Человек находит себя - Андрей Черкасов
Шрифт:
Интервал:
Закладка:
Однако, когда Алексей увидел в цехе Горна, уже знавшего, очевидно, о судьбе линии, что угадывалось по его полному улыбающемуся лицу, снова стало радостно. Алексей пожал руку главного механика.
— Спасибо вам, Александр Иванович, за помощь спасибо! Техсовет завтра!
— Знаю, знаю, — пророкотал Горн и начал декламировать: «Я памятник себе воздвиг нерукотворный, к нему не зарастет народная тропа!..» Рад, счастлив и… готов к новым делам, В общем, очень, очень поздравляю вас.
Алексей поискал в цехе Таню, но она уже, очевидно, ушла. Работала смена Шпульникова. Алексей заторопился домой.
Дверь Таниной комнаты была закрыта.
— Пришла Таня? — спросил Алексей у матери, вешая на гвоздь возле печки намокшую от дождя кепку.
— Пришла, — ответила Варвара Степановна, — приборкой у себя занимается. К празднику.
Дверь комнатки отворилась. На пороге появилась Таня с ведром и тряпкой в руках. Она была в рабочем халате и босиком.
— Варвара Степановна, — сказала она, поправляя съехавшую набок косынку, — я вымою заодно кухню, а?
— Рано, Танечка, натопчут еще до праздника-то. Неделя целая… Потом уж.
— Когда освободитесь, Татьяна Григорьевна, можно к вам с делом с одним? — спросил Алексей.
— Через часок. Управлюсь вот, — ответила Таня, надевая калоши…
Алексей постучал ровно через час. Таня прибирала на этажерке. Книги и все остальное, что размещалось на полочках, было переложено на стол. На кровати лежали приготовленные для окон чистенькие занавески.
— Рановато я? — спросил Алексей, останавливаясь у двери.

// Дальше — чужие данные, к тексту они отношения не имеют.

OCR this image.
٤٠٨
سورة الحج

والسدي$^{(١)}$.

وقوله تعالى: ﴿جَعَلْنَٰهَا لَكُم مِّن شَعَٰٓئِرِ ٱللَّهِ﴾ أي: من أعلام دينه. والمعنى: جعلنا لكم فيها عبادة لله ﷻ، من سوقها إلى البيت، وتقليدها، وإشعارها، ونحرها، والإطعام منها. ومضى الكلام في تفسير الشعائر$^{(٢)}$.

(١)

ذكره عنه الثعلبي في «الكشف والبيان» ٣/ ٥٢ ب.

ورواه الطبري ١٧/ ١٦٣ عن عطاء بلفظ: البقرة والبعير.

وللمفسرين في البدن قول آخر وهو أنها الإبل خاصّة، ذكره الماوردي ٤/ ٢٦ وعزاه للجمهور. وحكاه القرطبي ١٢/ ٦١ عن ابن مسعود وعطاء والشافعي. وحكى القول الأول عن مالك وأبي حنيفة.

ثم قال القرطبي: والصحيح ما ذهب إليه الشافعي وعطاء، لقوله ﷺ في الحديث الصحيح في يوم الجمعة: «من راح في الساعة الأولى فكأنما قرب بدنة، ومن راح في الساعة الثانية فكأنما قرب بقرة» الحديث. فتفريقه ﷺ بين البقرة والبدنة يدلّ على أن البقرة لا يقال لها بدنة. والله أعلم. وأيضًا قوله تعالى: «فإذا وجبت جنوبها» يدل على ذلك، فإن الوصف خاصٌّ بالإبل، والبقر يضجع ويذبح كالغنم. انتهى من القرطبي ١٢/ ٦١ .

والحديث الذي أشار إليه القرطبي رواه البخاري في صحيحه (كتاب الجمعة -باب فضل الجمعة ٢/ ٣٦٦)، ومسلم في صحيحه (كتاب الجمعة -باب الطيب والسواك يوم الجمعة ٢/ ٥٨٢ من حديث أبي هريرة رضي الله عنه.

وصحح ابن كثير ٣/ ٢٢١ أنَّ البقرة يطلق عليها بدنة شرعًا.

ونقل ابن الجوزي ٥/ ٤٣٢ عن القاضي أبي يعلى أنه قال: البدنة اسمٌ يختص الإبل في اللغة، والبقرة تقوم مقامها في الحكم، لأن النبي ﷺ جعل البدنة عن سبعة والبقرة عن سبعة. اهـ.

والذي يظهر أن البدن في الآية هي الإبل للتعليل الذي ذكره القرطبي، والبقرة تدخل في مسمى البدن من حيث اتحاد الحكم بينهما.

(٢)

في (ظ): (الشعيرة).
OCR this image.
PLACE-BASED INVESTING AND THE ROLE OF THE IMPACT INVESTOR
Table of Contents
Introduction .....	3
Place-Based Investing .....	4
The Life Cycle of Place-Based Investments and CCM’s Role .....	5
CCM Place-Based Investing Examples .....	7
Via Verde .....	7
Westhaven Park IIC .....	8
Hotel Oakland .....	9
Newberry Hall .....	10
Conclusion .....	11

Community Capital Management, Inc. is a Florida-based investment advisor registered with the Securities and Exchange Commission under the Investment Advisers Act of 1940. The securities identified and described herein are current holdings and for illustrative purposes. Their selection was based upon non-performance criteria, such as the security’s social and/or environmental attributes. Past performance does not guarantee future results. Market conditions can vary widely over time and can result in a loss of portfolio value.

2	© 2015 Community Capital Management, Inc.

— Не кончила немного. Теперь скоро уже.
Таня не пригласила Алексея зайти попозже, и он стоял, не зная, уйти или ждать здесь. Стоял, наверно, долго, потому что Таня сказала:
— Что же вы стоите, Алеша? Присаживайтесь. — Это было сказано так просто и так приветливо, что Алексею неожиданно сделалось очень хорошо и тепло. Он сел у стола и взял первую попавшуюся книгу. Полистал. Таня вытерла полки и начала расставлять книги. Алексей положил книгу и ждал. На столе возле стопки почтовых конвертов и видневшихся из-под них каких-то фотографий лежала маленькая блестящая коробочка. Возможно, Алексей не обратил бы на нее внимания, если бы не приметил на крышке тонкую гравировку. Суворов!..
Должно быть, у Алексея был очень ошеломленный вид, потому что Таня, обернувшись за оставшейся книгой, вдруг спросила:
— Что с вами?
— Татьяна Григорьевна, вы не обидитесь, если я спрошу?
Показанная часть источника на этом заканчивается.